Kodak's 2008 budget compact — 10.3MP 1/2.3in CCD, 3x zoom, 2.4in LCD, AA power, SD/SDHC storage.
The EasyShare C1013 was a budget compact announced by Kodak in late 2008, slotting into the value-oriented C-series above the C913 with a higher-resolution sensor. Like the rest of the line it majored on simplicity and Kodak's Share-button workflow rather than enthusiast features.
It combines a 10.3-megapixel 1/2.3in CCD with a 3x optical zoom covering roughly 34-102mm equivalent, plus 5x digital zoom, framed on a 2.4in colour LCD. Movies record at 640x480 (15fps) or 320x240 (29fps), digital stabilisation and a high-ISO setting to 1000 assist in dim light, and 16 scene modes are included.

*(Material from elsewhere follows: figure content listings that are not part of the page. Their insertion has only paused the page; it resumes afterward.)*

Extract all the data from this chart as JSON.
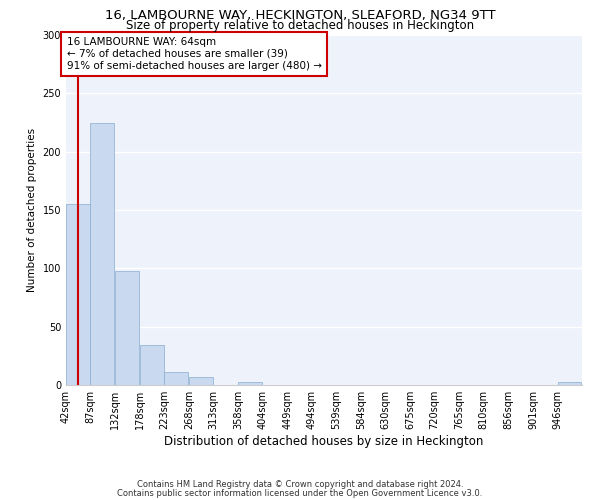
{
  "title1": "16, LAMBOURNE WAY, HECKINGTON, SLEAFORD, NG34 9TT",
  "title2": "Size of property relative to detached houses in Heckington",
  "xlabel": "Distribution of detached houses by size in Heckington",
  "ylabel": "Number of detached properties",
  "bar_color": "#c9d9f0",
  "bar_edgecolor": "#8aacce",
  "highlight_line_color": "#cc0000",
  "background_color": "#eef3fb",
  "annotation_box_color": "#ffffff",
  "annotation_box_edgecolor": "#cc0000",
  "annotation_line1": "16 LAMBOURNE WAY: 64sqm",
  "annotation_line2": "← 7% of detached houses are smaller (39)",
  "annotation_line3": "91% of semi-detached houses are larger (480) →",
  "property_size": 64,
  "bins": [
    42,
    87,
    132,
    178,
    223,
    268,
    313,
    358,
    404,
    449,
    494,
    539,
    584,
    630,
    675,
    720,
    765,
    810,
    856,
    901,
    946
  ],
  "bin_labels": [
    "42sqm",
    "87sqm",
    "132sqm",
    "178sqm",
    "223sqm",
    "268sqm",
    "313sqm",
    "358sqm",
    "404sqm",
    "449sqm",
    "494sqm",
    "539sqm",
    "584sqm",
    "630sqm",
    "675sqm",
    "720sqm",
    "765sqm",
    "810sqm",
    "856sqm",
    "901sqm",
    "946sqm"
  ],
  "bar_heights": [
    155,
    225,
    98,
    34,
    11,
    7,
    0,
    3,
    0,
    0,
    0,
    0,
    0,
    0,
    0,
    0,
    0,
    0,
    0,
    0,
    3
  ],
  "ylim": [
    0,
    300
  ],
  "yticks": [
    0,
    50,
    100,
    150,
    200,
    250,
    300
  ],
  "footnote1": "Contains HM Land Registry data © Crown copyright and database right 2024.",
  "footnote2": "Contains public sector information licensed under the Open Government Licence v3.0.",
  "title1_fontsize": 9.5,
  "title2_fontsize": 8.5,
  "xlabel_fontsize": 8.5,
  "ylabel_fontsize": 7.5,
  "tick_fontsize": 7,
  "annotation_fontsize": 7.5,
  "footnote_fontsize": 6
}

Storage is 16MB internal plus an SD/SDHC slot, and power is two AA batteries.
This is an easy recommendation for buyers wanting a cheap, working CCD-era snapshot camera: AA power and SD cards keep running costs nil, and Kodak's CCD colour has a warm character that period-digicam shooters seek out. Limits are equally clear - slow operation, digital-only stabilisation and soft results at ISO 800-plus.
Used examples are plentiful and cheap, so condition-check rather than hunt. AA power and SD/SDHC storage mean no obsolete accessories; verify the battery-door latch holds (a C-series weak point), check the LCD for scratches, and shoot a plain wall to reveal sensor spots or CCD line defects.